Bonus du tout premier hors-série d’Esprit Autonome sur le thème des toilettes sèches, disponible ici si vous l’avez raté.
Cet article a été écrit à la suite d’un entretien téléphonique avec Christophe Elain, auteur du livre Un petit coin pour soulager la planète, dont l’histoire de l’ouvrage a été présentée dans un premier article que vous pouvez retrouver ici.

Au cours de notre échange qui visait à retracer le parcours de Christophe lorsqu’il a écrit ce livre sur les toilettes sèches, nous avons abordé plusieurs points qui m’ont fait réaliser à quel point cette thématique transversale vient toucher à des paradigmes et des questionnements allant bien au-delà de la construction de TLB (Toilettes à Litière Bio maîtrisée pour les intimes).
Voici donc quelques réflexions en complément. Au programme : des pistes de réponse à la question « pourquoi diable continuons-nous à faire caca dans de l’eau potable ? ». Divisions internes, système dominant et le dégoût des fèces !

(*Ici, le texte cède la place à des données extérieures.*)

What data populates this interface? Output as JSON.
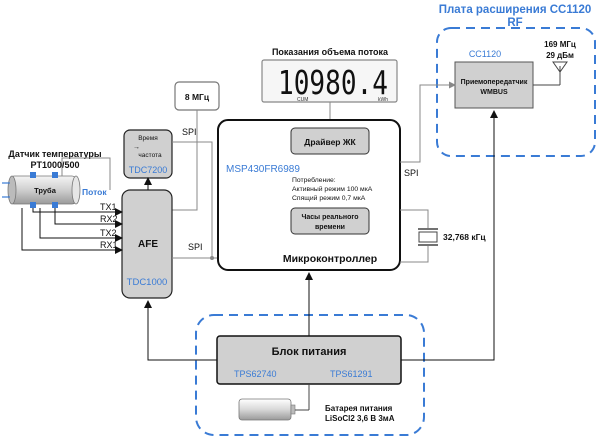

Dessin extrait du premier hors-série ©Gaëtan Wittamer pour Esprit Autonome

Entre rassemblement et divisions

En 2006 a eu lieu la création de la RAE (Réseau de l’Assainissement Écologique).
Lors des « rencontres intestinales », les plus ferventes défenseuses et défenseurs des toilettes sèches se retrouvent afin de se mettre d’accord sur des plans d’action pour coloniser la planète entière de TLB (bon, j’y vais peut-être un peu fort mais vous voyez l’idée).
Christophe se souvient du grand enthousiasme présent chez la plupart, et évoque également une forme de réserve que ces rencontres lui inspiraient.
En effet, il fut parfois témoin de points de vue défendus avec vigueur voire avec véhémence, allant parfois jusqu’à l’exclusion d’autres façons de voir, créant ainsi des divisions.
=> Un exemple concret : séparer ou ne pas séparer ?
La séparation des urines et des selles fait controverse dans le milieu des toilettes sèches. Certaines personnes affirment que c’est indispensable tandis que d’autres arguent le contraire. C’est un aspect clivant que Christophe regrette, car il amène des « petites guerres » au sein d’un groupe ayant pourtant au départ des motivations communes.
Il remarque que le projet voit alors sa dynamique ralentie de part l’éclatement des personnes qui le portent. D’ailleurs, il semblerait que plusieurs années plus tard, et contrairement aux prédictions optimistes, l’installation des TLB ne soit pas encore (très) répandue. C’est notamment le cas dans le contexte urbain, même s’il y a des améliorations, comme précisé dans le hors-série ;).
Ce que Christophe déplore avec ce genre de positionnement, c’est qu’il omet de prendre en compte l’aspect particulier de chaque situation – en d’autres mots : le contexte. Un biais qu’il est facile de rencontrer lorsque nous sommes persuadé·es que nos croyances prévalent sur celles des autres.
Bon, facile à dire certes, mais comment rester ouverte et ouvert au quotidien lorsque nous sommes convaincu·e que ce serait bien mieux que l’autre fasse autrement ?
Je n’ai pas de réponse, néanmoins j’aime l’idée que de simples toilettes puissent nous amener à nous remettre en question :).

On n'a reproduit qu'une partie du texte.